A questo proposito, lo scambio al veleno tra Malagò e il ministro dello Sport, Andrea Abodi, ha messo sotto gli occhi di tutti che i rapporti tra questa Figc e il governo sono gelidi. Non che non si conoscessero le difficoltà, ma una crisi conclamata è l’ultima cosa che servirebbe al calcio italiano che necessita di un supporto per affrontare gli altri dossier, non la scelta del ct, potendo contare su un minimo di condivisione. Invece siamo al muro contro muro e alle stilettate. Male. Molto male.
In questo clima di tutti contro tutti, un mese dopo la chiamata di Malagò che era considerata la soluzione estrema (quasi il governo Draghi del pallone, per usare un parallelo politico), la situazione è che Malagò è azzoppato, i ministri tecnici da lui chiamati – il meglio su piazza – respinti al mittente e il campo dei presunti sostenitori lacerato. La partita per il prossimo ct rappresenta al meglio la situazione: che sia Roberto Mancini o che la scelta ricada su Antonio Conte, nessuno dello schieramento avverso riconoscerà la legittimità dell’investitura.
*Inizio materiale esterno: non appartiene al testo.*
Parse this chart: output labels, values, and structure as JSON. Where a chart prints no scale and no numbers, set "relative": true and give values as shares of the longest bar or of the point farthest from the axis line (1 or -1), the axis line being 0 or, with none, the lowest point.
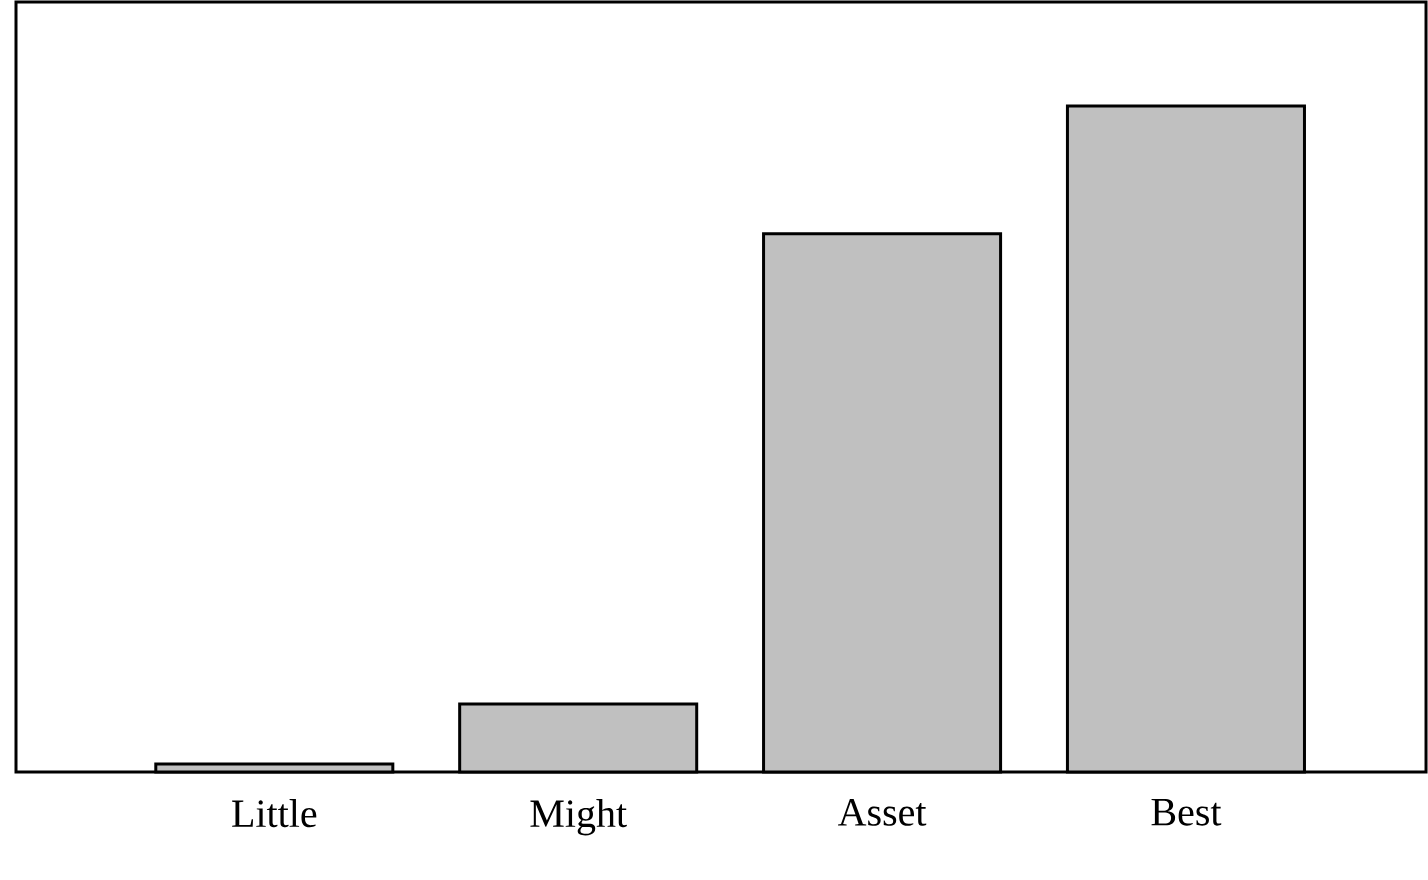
{
  "chart_data": {
    "type": "bar",
    "relative": true,
    "color": "#c0c0c0",
    "categories": [
      "Little",
      "Might",
      "Asset",
      "Best"
    ],
    "values": [
      0.012,
      0.102,
      0.808,
      1.0
    ]
  }
}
Basta dare un’occhiata al posizionamento anche editoriale delle parti in causa per rendersene conto.
Comunque vada, dunque, sarà un disastro. Figuriamoci quando Malagò dovrà mettere mano alle riforme quelle vere che per definizione scontentano molti e devono essere portate avanti facendosi scudo degli altri. La domanda è semplice: se la banale nomina del ct ha affossato la credibilità di tutto l’impianto, cosa accadrà quando sul piatto ci saranno temi molto più complessi e vitali per il sistema?